When Developers Think About Transportation: Grubb Properties

I tend to cover downtown (high-density) projects/issues on this blog. However, there is something to be said for examining medium and lower density areas as well. In a lot of ways, it's an even harder issue.

Given the sprawl we've created, what improvements are possible outside of a downtown core? It doesn't make sense to make EVERY place a downtown, so what kind of incremental development would do more good than harm? (side note: as always, I don't have the answers to these questions, I just want to explore them and hear what other people think!)

I had the opportunity to learn a little more about a project that is not in Durham, but nearby. Grubb Properties is working on a development in Chapel Hill called Glen Lennox.


Opened in 1950, Glen Lennox has been a development of mostly multifamily, single-story garden apartments. Each building has up to four units.

Example of a Glen Lennox apartment building
After World War II, there was a housing shortage in the region and these homes were meant to house returning veterans and their families, alleviating that shortage.

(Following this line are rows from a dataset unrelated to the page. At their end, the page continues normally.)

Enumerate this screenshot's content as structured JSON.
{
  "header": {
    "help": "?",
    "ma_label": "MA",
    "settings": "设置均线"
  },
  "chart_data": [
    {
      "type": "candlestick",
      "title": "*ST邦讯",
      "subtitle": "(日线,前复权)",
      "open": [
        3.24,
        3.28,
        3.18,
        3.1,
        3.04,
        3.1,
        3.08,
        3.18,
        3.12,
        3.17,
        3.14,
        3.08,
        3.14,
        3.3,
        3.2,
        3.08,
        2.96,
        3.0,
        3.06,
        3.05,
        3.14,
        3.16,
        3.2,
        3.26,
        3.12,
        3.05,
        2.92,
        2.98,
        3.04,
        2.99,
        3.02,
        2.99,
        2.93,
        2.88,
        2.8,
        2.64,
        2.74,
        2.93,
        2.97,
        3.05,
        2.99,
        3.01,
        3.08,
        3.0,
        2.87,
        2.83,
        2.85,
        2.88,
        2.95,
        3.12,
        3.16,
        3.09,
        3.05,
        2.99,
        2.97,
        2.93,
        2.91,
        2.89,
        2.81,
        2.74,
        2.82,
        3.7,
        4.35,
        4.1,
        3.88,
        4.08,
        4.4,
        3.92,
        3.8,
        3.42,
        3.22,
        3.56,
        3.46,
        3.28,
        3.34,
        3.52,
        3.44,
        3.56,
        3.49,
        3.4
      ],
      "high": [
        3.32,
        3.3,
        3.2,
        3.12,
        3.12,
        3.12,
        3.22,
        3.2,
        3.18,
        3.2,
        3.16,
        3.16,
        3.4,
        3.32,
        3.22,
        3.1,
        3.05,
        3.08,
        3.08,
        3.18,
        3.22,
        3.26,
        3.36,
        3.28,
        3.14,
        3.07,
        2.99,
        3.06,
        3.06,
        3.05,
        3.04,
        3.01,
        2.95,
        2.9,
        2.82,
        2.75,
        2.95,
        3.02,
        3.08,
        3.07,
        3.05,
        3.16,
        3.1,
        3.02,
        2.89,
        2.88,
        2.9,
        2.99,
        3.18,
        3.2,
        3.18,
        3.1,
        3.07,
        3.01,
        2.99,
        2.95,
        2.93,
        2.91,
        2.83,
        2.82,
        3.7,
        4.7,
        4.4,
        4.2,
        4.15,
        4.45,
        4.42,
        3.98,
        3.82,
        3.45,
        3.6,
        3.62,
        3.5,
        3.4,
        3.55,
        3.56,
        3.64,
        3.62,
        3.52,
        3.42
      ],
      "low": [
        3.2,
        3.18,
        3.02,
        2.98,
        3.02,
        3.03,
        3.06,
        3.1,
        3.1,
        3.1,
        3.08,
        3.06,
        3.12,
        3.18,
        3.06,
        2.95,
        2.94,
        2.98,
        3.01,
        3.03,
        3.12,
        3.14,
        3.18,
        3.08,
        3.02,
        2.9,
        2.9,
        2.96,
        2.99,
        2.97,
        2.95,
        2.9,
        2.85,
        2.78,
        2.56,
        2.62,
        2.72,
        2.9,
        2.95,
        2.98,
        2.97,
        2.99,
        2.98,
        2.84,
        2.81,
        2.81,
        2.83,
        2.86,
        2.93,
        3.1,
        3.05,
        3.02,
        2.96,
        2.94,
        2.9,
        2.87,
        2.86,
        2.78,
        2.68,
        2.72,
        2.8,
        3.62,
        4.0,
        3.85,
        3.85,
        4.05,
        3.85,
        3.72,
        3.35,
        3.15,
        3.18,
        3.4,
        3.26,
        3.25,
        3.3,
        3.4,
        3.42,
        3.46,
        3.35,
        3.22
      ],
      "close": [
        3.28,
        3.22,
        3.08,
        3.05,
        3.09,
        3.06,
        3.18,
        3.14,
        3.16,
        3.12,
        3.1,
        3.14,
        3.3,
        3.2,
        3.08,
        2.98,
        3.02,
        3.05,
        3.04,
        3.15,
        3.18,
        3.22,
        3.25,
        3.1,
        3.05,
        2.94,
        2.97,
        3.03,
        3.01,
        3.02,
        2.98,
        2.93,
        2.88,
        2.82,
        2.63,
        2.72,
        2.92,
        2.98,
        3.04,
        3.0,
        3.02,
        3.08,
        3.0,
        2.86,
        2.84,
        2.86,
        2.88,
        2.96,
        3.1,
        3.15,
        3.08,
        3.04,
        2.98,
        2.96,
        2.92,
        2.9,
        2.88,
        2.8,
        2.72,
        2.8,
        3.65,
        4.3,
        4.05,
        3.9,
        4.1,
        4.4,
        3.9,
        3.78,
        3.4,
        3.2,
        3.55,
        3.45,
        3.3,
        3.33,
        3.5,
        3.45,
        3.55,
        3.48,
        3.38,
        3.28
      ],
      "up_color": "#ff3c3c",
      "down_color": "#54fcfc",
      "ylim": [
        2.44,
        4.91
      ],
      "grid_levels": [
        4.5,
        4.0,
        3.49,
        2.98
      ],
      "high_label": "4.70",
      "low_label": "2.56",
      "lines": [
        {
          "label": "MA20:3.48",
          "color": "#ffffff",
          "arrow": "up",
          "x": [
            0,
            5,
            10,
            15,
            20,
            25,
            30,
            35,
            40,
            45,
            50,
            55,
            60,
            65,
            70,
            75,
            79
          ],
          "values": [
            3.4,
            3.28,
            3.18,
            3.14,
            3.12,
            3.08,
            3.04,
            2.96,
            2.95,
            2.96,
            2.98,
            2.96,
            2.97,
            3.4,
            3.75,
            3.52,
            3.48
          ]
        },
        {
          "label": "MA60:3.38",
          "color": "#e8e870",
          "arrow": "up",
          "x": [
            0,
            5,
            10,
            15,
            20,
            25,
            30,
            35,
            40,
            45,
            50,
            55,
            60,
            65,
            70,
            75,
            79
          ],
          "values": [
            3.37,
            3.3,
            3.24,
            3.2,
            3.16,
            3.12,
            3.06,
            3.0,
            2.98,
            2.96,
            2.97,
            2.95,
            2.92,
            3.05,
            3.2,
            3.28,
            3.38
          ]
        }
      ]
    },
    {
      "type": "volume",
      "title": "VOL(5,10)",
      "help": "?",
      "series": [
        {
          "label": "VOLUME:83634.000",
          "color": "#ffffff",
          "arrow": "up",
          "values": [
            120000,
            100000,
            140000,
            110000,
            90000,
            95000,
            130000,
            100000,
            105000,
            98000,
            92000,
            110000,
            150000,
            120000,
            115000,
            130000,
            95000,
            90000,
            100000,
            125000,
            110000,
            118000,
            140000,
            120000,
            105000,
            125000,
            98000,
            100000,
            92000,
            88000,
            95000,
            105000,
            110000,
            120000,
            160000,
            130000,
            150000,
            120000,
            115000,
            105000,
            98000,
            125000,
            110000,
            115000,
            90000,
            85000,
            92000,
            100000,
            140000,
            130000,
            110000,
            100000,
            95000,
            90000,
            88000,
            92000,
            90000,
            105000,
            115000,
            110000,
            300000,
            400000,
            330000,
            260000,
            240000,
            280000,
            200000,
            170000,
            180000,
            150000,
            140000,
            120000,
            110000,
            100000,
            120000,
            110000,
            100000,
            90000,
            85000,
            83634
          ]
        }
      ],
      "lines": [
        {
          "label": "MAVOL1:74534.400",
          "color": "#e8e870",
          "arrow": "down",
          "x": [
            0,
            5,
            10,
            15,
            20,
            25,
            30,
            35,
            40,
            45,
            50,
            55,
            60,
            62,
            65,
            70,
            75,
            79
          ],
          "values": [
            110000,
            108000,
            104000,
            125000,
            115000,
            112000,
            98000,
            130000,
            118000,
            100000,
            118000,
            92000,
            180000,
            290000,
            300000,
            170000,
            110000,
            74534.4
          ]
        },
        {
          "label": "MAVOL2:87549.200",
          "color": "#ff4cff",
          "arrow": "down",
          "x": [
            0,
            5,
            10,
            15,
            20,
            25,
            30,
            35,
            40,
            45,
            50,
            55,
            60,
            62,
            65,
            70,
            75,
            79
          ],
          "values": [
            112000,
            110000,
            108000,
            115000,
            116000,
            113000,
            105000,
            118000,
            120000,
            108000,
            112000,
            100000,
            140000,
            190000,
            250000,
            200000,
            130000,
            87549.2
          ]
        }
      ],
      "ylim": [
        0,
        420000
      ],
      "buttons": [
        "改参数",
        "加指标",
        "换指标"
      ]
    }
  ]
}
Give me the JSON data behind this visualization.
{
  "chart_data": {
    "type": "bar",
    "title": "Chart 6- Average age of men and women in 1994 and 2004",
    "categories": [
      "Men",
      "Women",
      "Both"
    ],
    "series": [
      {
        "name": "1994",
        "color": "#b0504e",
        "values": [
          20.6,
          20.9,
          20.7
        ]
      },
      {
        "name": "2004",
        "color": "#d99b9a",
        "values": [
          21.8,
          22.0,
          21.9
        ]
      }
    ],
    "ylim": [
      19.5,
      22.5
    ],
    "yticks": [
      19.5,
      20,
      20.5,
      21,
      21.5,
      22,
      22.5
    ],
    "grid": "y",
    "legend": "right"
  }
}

In 2008, Grubb Properties announced that they would be redeveloping Glen Lennox. After shelving the plans, but continuing to have discussions with the community, they rounded back and got put forth the current development plan in 2012. Phase I of the project is under construction now. Obviously, it has been a slow process, but in that time, Grubb has been able to be thoughtful about the project.

First of all, I think that it is impressive that the Chapel Hill Historical Society commends Grubb on their website, saying "Grubb Properties has worked with tenants, property owners, and the Town of Chapel Hill to create a development plan that will preserve some of the history and traits that distinguish the neighborhood."

I was able to speak to Tim Jezisek from Grubb Properties. Tim liked to talk about Grubb's reverence for the community. He told me that he has spoken to past and present residents, all of whom have memories and a connection with Glen Lennox. Personally, I have been thinking about lack of community recently, and having a shared connection to a place is important.


The first phase of the project includes a larger multifamily apartment complex, a clubhouse with apartment amenities as well as office space. Future phases include more residential and office space with the addition of a retail center. The term "live, work, and play" sounds better than "live, work, and errands", but the latter is important for creating walkable, compact neighborhoods. Glen Lennox hopes to accomplish that goal.

Source: www.glenlennoxvision.com/our-story/transformation/

Source: www.glenlennoxvision.com/our-story/transformation/

Thinking About Transportation

What struck me the most about Grubb's plan was their focus and energy devoted to transportation options, both within the community as well as connecting the community to the outside world.

There is a lot of talk about "TOD" or Transit-Oriented Development. I worry that it is becoming a buzz word (e.g. a developer fixes up one bus stop and calls the project a TOD in its marketing material). However, Tim and Grubb have been working hard with the town, NCDOT, planners, advisors, and advocacy groups to figure out a transportation plan.

They even brought in Copenhagenize, a superstar planning and design firm based in Denmark, to consult on the development. Copenhagenize specializes in multi-modal transportation design that prioritizes bikes, walking, and transit.

Below are a few of solutions that they want to work into the mix:

Better bus stop facilities

Glen Lennox has bus stops within the development, but they are old. Grubb has been busy researching best practices for bus shelters. What designs will offer protection, a sense of safety, and ADA access to the busses to encourage ridership?

More modes

Currently, streets within Glen Lennox are wide and the roads widen even more at intersections (so cars don't have to slow down to make a sharp turn, meaning speeds are higher than they should be). Grubb is looking to calm traffic while also providing more sidewalks, crosswalks, and bike lanes throughout.


If you know Chapel Hill, Glen Lennox is situated near the intersection of 15-501 and 54, two high-speed roads meant primarily (almost exclusively) for cars. How can you connect Glen Lennox residents with the separated bike trail nearby or UNC campus? Grubb has worked to solicit and develop plans for the start of a pedestrian and bicycle network that includes adding a new stop light to 15-501, with prioritized pedestrian and bike crossings. They also looking at pedestrian and bike facilities in neighboring areas in order to create a complete network. This level of effort to designing and researching streets that aren't adjacent to your own project seems rare, but it makes sense as it will benefit the desirability of the project.

All of this effort has meant that the project is taking time. However, it appears to still be financially feasible, even with a long development timeline. The project proves that taking the time to be thoughtful about your community as well as transit options is possible for a developer.

In Durham, we have some thoughtful developers ourselves, so I am optimistic that more can and will be done, especially with regards to transportation around here. Unfortunately, currently pedestrian and bicycle facilities on this side of the county line are still lacking, at least for now. I hope that we can make strides with help from both the public and private sectors.